The president says it could become a one-stop arts center.
"You can visualize this -- how beautiful this place will be. This will look a whole lot different,” OLA President Alva J. Leviner said.
The league would like to see it used for a variety of things, including an art and antique gallery, frame shop, a wedding chapel, dance studio, place for art instruction classes and event venue.
The sound of hammers echoed through the 123-year-old building on Tuesday as restoration work began in a back room. A hole in the floor was covered with plywood to prevent someone from falling through.
Remnants of the fire which gutted the building 20 years ago are still very much visible.
The group was given the building in April 2016. Since then, a new roof has been placed on it and the building has been cleaned out.
Full restoration efforts began Oct. 21.
"This is a historical building and it is a beautiful building," Leviner said. "Whenever we get it restored like it is supposed to be, we are going to be able to have an exhibit in here and people who have not had a place to exhibit their art will be able to do it."
Much work still needs to be done and more money needs to be raised in order to return the building to its former glory, but Orangeburg contractor Ken Robinson of Robinson's Restoration is optimistic the project can be done by Christmas.
"Right now we are working on getting funding for it," he said.
It will take an estimated $250,000 to $500,000 to make the main structural improvements, such as rebuilding a rear portion of the home, making roof repairs, cleaning carpets and drapes that suffered heavy smoke damage, cleaning the walls of the building and restoring damaged floors.
"We are running into a lot of stuff when we get into that roof up there," Robinson said. "There is a lot of damage from burns and rotting and all kinds of stuff."
Robinson said in fact the restoration is most likely to be a $1 million to $1.5 million project, but will be done for a reduced cost.
He said his restoration company will allocate a percentage of funds received from contract work toward a foundation set up by Orangeburg's Impact Church. The church, located on Neeses Highway, set up the Impact Foundation to help restore the Orangeburg area.
Robinson is a member of Impact Church.
Impact Church pastors Rick and Sheila Watts as well as Pastor Cory Howard plan for the foundation to help support “broken lives, broken homes, broken people and broken properties.”
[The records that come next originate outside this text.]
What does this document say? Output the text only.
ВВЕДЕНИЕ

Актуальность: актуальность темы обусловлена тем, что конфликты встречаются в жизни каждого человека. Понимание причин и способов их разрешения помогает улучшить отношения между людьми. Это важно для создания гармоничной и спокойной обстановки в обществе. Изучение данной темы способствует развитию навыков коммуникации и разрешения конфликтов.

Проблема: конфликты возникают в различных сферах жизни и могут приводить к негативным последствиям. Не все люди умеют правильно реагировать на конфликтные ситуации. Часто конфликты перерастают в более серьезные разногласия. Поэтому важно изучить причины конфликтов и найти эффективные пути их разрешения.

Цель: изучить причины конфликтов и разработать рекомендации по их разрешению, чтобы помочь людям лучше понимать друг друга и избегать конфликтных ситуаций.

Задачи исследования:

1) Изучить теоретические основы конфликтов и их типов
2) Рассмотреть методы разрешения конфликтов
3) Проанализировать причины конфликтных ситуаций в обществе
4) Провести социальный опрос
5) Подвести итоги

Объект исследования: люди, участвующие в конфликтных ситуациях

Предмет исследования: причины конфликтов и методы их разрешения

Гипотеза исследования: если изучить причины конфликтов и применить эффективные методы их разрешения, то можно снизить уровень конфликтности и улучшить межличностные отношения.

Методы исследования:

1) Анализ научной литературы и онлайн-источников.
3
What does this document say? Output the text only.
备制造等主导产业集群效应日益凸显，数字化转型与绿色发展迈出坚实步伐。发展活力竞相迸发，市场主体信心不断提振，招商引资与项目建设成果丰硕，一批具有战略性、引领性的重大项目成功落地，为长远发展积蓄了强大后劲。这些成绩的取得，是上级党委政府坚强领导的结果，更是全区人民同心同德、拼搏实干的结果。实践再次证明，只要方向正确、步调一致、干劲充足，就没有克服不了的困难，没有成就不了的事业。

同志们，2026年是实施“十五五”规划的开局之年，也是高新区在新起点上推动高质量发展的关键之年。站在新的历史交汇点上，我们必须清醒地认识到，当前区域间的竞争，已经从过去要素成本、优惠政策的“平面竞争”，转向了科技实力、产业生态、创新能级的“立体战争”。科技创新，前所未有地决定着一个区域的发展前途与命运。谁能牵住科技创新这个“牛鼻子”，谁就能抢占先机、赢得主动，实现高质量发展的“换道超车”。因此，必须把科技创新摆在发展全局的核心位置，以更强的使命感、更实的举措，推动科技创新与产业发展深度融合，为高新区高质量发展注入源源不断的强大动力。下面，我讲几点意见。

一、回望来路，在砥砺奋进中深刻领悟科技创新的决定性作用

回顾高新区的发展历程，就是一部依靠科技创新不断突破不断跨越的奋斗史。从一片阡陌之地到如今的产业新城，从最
“It is all about lifting the entire Orangeburg area positively,” Howard said.
Rick Watts said. "It is not about a church but it is about the people of this community, of this city and of this county.”
"Orangeburg is a great place," Watts said. "There are a lot of words that are associated with the word of Orangeburg and we want to make the vision of Orangeburg come to life in people's lives."
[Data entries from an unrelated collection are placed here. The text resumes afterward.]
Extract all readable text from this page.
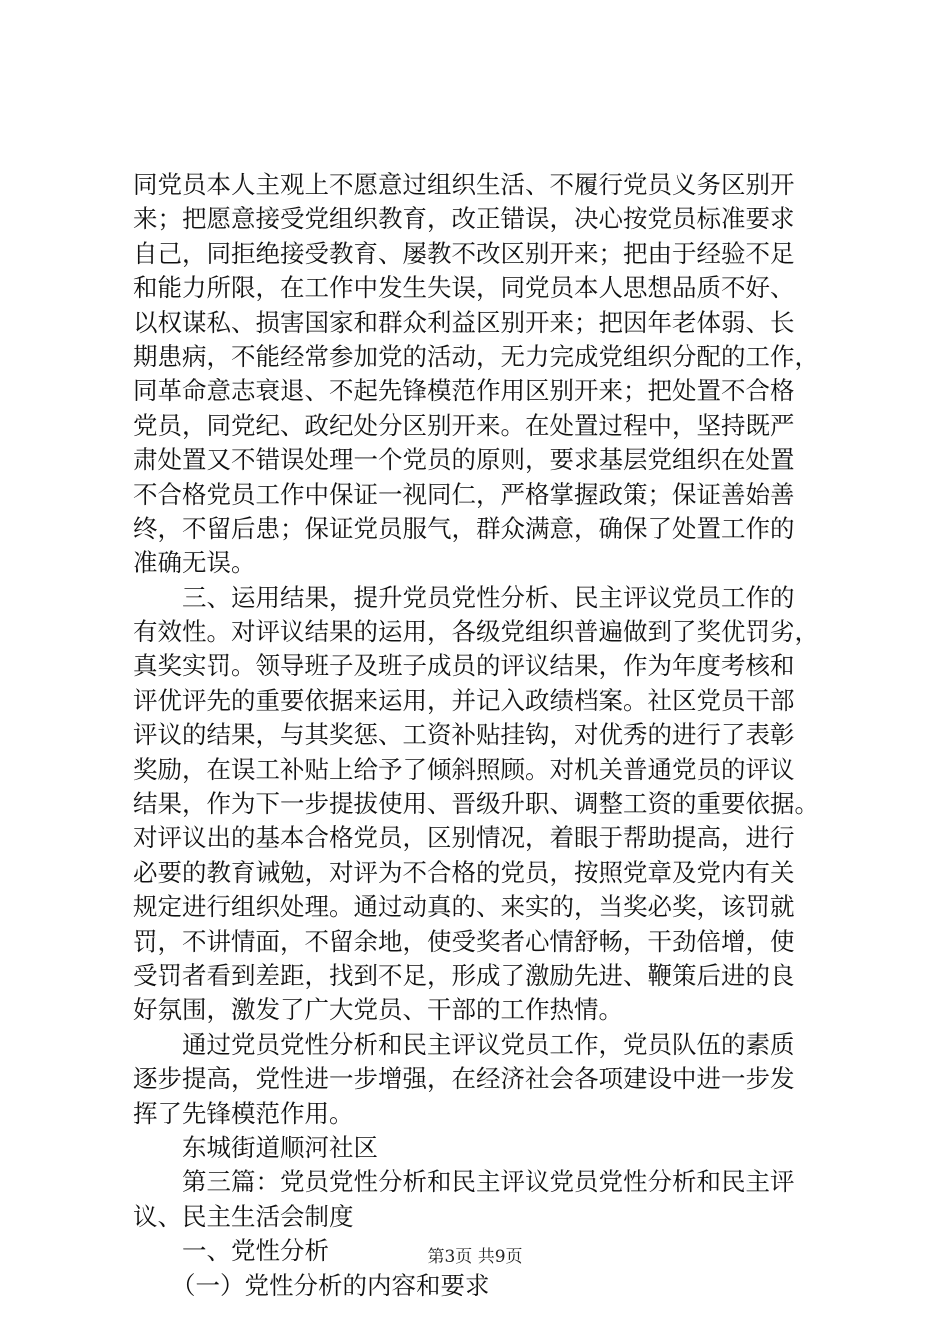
同党员本人主观上不愿意过组织生活、不履行党员义务区别开
来；把愿意接受党组织教育，改正错误，决心按党员标准要求
自己，同拒绝接受教育、屡教不改区别开来；把由于经验不足
和能力所限，在工作中发生失误，同党员本人思想品质不好、
以权谋私、损害国家和群众利益区别开来；把因年老体弱、长
期患病，不能经常参加党的活动，无力完成党组织分配的工作，
同革命意志衰退、不起先锋模范作用区别开来；把处置不合格
党员，同党纪、政纪处分区别开来。在处置过程中，坚持既严
肃处置又不错误处理一个党员的原则，要求基层党组织在处置
不合格党员工作中保证一视同仁，严格掌握政策；保证善始善
终，不留后患；保证党员服气，群众满意，确保了处置工作的
准确无误。
三、运用结果，提升党员党性分析、民主评议党员工作的
有效性。对评议结果的运用，各级党组织普遍做到了奖优罚劣，
真奖实罚。领导班子及班子成员的评议结果，作为年度考核和
评优评先的重要依据来运用，并记入政绩档案。社区党员干部
评议的结果，与其奖惩、工资补贴挂钩，对优秀的进行了表彰
奖励，在误工补贴上给予了倾斜照顾。对机关普通党员的评议
结果，作为下一步提拔使用、晋级升职、调整工资的重要依据。
对评议出的基本合格党员，区别情况，着眼于帮助提高，进行
必要的教育诫勉，对评为不合格的党员，按照党章及党内有关
规定进行组织处理。通过动真的、来实的，当奖必奖，该罚就
罚，不讲情面，不留余地，使受奖者心情舒畅，干劲倍增，使
受罚者看到差距，找到不足，形成了激励先进、鞭策后进的良
好氛围，激发了广大党员、干部的工作热情。
通过党员党性分析和民主评议党员工作，党员队伍的素质
逐步提高，党性进一步增强，在经济社会各项建设中进一步发
挥了先锋模范作用。
东城街道顺河社区
第三篇：党员党性分析和民主评议党员党性分析和民主评
议、民主生活会制度
一、党性分析
（一）党性分析的内容和要求
第3页 共9页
Vivian Porter Hutto, the wife former building owner A.J. Hutto, said she was “tickled to death” about the League of Arts desire to restore the building. Hutto has helped fund the new roof of the building, which will be reimbursed to her when enough funds are raised.
Hutto said about 200 letters have been sent out to request funds and about $2,000 has been raised so far.
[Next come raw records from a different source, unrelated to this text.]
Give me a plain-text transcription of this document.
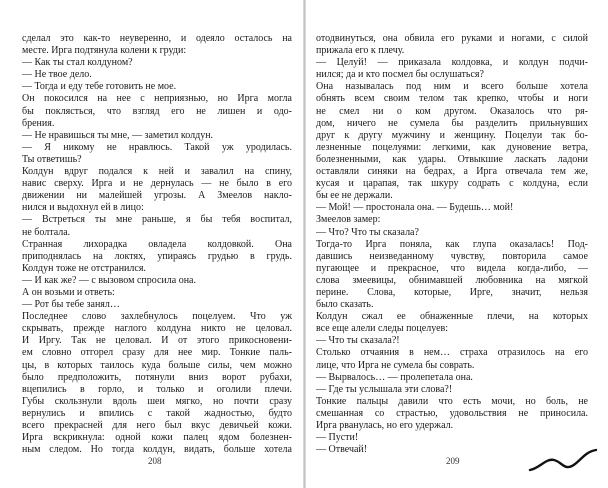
сделал это как-то неуверенно, и одеяло осталось на
месте. Ирга подтянула колени к груди:
— Как ты стал колдуном?
— Не твое дело.
— Тогда и еду тебе готовить не мое.
Он покосился на нее с неприязнью, но Ирга могла
бы поклясться, что взгляд его не лишен и одо-
брения.
— Не нравишься ты мне, — заметил колдун.
— Я никому не нравлюсь. Такой уж уродилась.
Ты ответишь?
Колдун вдруг подался к ней и завалил на спину,
навис сверху. Ирга и не дернулась — не было в его
движении ни малейшей угрозы. А Змеелов накло-
нился и выдохнул ей в лицо:
— Встреться ты мне раньше, я бы тебя воспитал,
не болтала.
Странная лихорадка овладела колдовкой. Она
приподнялась на локтях, упираясь грудью в грудь.
Колдун тоже не отстранился.
— И как же? — с вызовом спросила она.
А он возьми и ответь:
— Рот бы тебе занял…
Последнее слово захлебнулось поцелуем. Что уж
скрывать, прежде наглого колдуна никто не целовал.
И Иргу. Так не целовал. И от этого прикосновени-
ем словно отгорел сразу для нее мир. Тонкие паль-
цы, в которых таилось куда больше силы, чем можно
было предположить, потянули вниз ворот рубахи,
вцепились в горло, и только и оголили плечи.
Губы скользнули вдоль шеи мягко, но почти сразу
вернулись и впились с такой жадностью, будто
всего прекрасней для него был вкус девичьей кожи.
Ирга вскрикнула: одной кожи палец ядом болезнен-
ным следом. Но тогда колдун, видать, больше хотела
отодвинуться, она обвила его руками и ногами, с силой
прижала его к плечу.
— Целуй! — приказала колдовка, и колдун подчи-
нился; да и кто посмел бы ослушаться?
Она называлась под ним и всего больше хотела
обнять всем своим телом так крепко, чтобы и ноги
не смел ни о ком другом. Оказалось что ря-
дом, ничего не сумела бы разделить прильнувших
друг к другу мужчину и женщину. Поцелуи так бо-
лезненные поцелуями: легкими, как дуновение ветра,
болезненными, как удары. Отвыкшие ласкать ладони
оставляли синяки на бедрах, а Ирга отвечала тем же,
кусая и царапая, так шкуру содрать с колдуна, если
бы ее не держали.
— Мой! — простонала она. — Будешь… мой!
Змеелов замер:
— Что? Что ты сказала?
Тогда-то Ирга поняла, как глупа оказалась! Под-
давшись неизведанному чувству, повторила самое
пугающее и прекрасное, что видела когда-либо, —
слова змеевицы, обнимавшей любовника на мягкой
перине. Слова, которые, Ирге, значит, нельзя
было сказать.
Колдун сжал ее обнаженные плечи, на которых
все еще алели следы поцелуев:
— Что ты сказала?!
Столько отчаяния в нем… страха отразилось на его
лице, что Ирга не сумела бы соврать.
— Вырвалось… — пролепетала она.
— Где ты услышала эти слова?!
Тонкие пальцы давили что есть мочи, но боль, не
смешанная со страстью, удовольствия не приносила.
Ирга рванулась, но его удержал.
— Пусти!
— Отвечай!
208	209
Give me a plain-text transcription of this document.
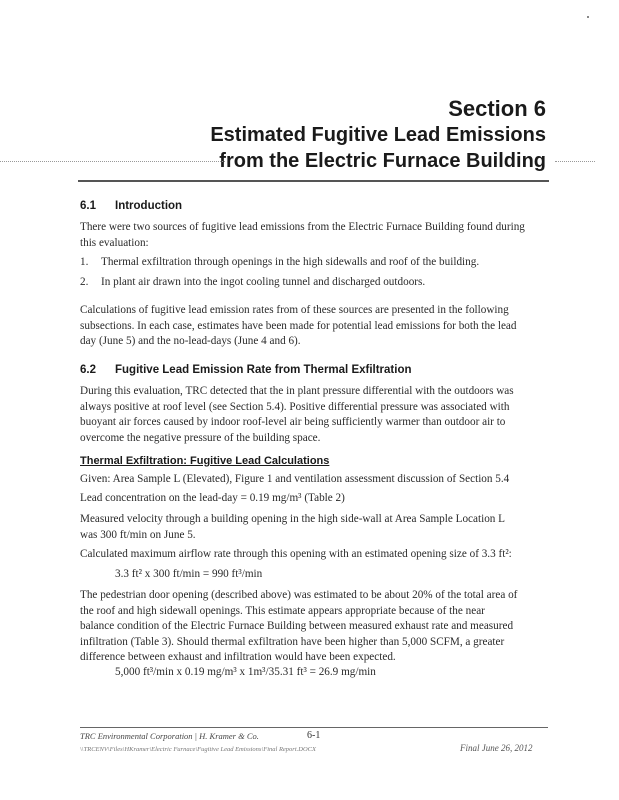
Section 6
Estimated Fugitive Lead Emissions
from the Electric Furnace Building
6.1 Introduction
There were two sources of fugitive lead emissions from the Electric Furnace Building found during
this evaluation:
1. Thermal exfiltration through openings in the high sidewalls and roof of the building.
2. In plant air drawn into the ingot cooling tunnel and discharged outdoors.
Calculations of fugitive lead emission rates from of these sources are presented in the following
subsections. In each case, estimates have been made for potential lead emissions for both the lead
day (June 5) and the no-lead-days (June 4 and 6).
6.2 Fugitive Lead Emission Rate from Thermal Exfiltration
During this evaluation, TRC detected that the in plant pressure differential with the outdoors was
always positive at roof level (see Section 5.4). Positive differential pressure was associated with
buoyant air forces caused by indoor roof-level air being sufficiently warmer than outdoor air to
overcome the negative pressure of the building space.
Thermal Exfiltration: Fugitive Lead Calculations
Given: Area Sample L (Elevated), Figure 1 and ventilation assessment discussion of Section 5.4
Lead concentration on the lead-day = 0.19 mg/m³ (Table 2)
Measured velocity through a building opening in the high side-wall at Area Sample Location L
was 300 ft/min on June 5.
Calculated maximum airflow rate through this opening with an estimated opening size of 3.3 ft²:
3.3 ft² x 300 ft/min = 990 ft³/min
The pedestrian door opening (described above) was estimated to be about 20% of the total area of
the roof and high sidewall openings. This estimate appears appropriate because of the near
balance condition of the Electric Furnace Building between measured exhaust rate and measured
infiltration (Table 3). Should thermal exfiltration have been higher than 5,000 SCFM, a greater
difference between exhaust and infiltration would have been expected.
5,000 ft³/min x 0.19 mg/m³ x 1m³/35.31 ft³ = 26.9 mg/min
TRC Environmental Corporation | H. Kramer & Co.	6-1
\\TRCENV\Files\HKramer\Electric Furnace\Fugitive Lead Emissions\Final Report.DOCX	Final June 26, 2012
"This is going to be a wonderful place for the city of Orangeburg," Hutto said.
She noted the restoration could fit in with plans to improve Railroad Corner and place a library in the former Piggly Wiggly across the street.
The Greek revival mansion, constructed in 1904, was the home of cotton merchant W.S. Lining.
Dukes-Harley Funeral Home moved into the Russell Street building in 1936 and it continued to operate there for more than 60 years. In 1980, A.J. Hutto purchased the business.
Fire gutted the structure in 1999. A new funeral home was built on Columbia Road.
The Russell Street building was condemned in 2005. Hutto spent a little over $12,000 improving the exterior, including painting it.
In July 2015, the city reimbursed him $10,000 through its facade grant program.
The building had been on the market for about 10 years at the appraised price for the land of $225,000. Though there had been interest in the property, there were no serious offers before the building was given to the league.
Individuals can contribute to the league’s efforts by calling 803-383-4102. Checks can be made out to the Orangeburg League of the Arts. Donations can also be mailed to: Orangeburg League of the Arts c/o Vivian Hutto, 4909 North Road, Orangeburg, S.C. 29118.
Leviner says the OLA has gone to Claflin University for assistance in writing a grant.
The league is also looking for donations of antiques to furnish the building. Donors will be recognized with a plaque.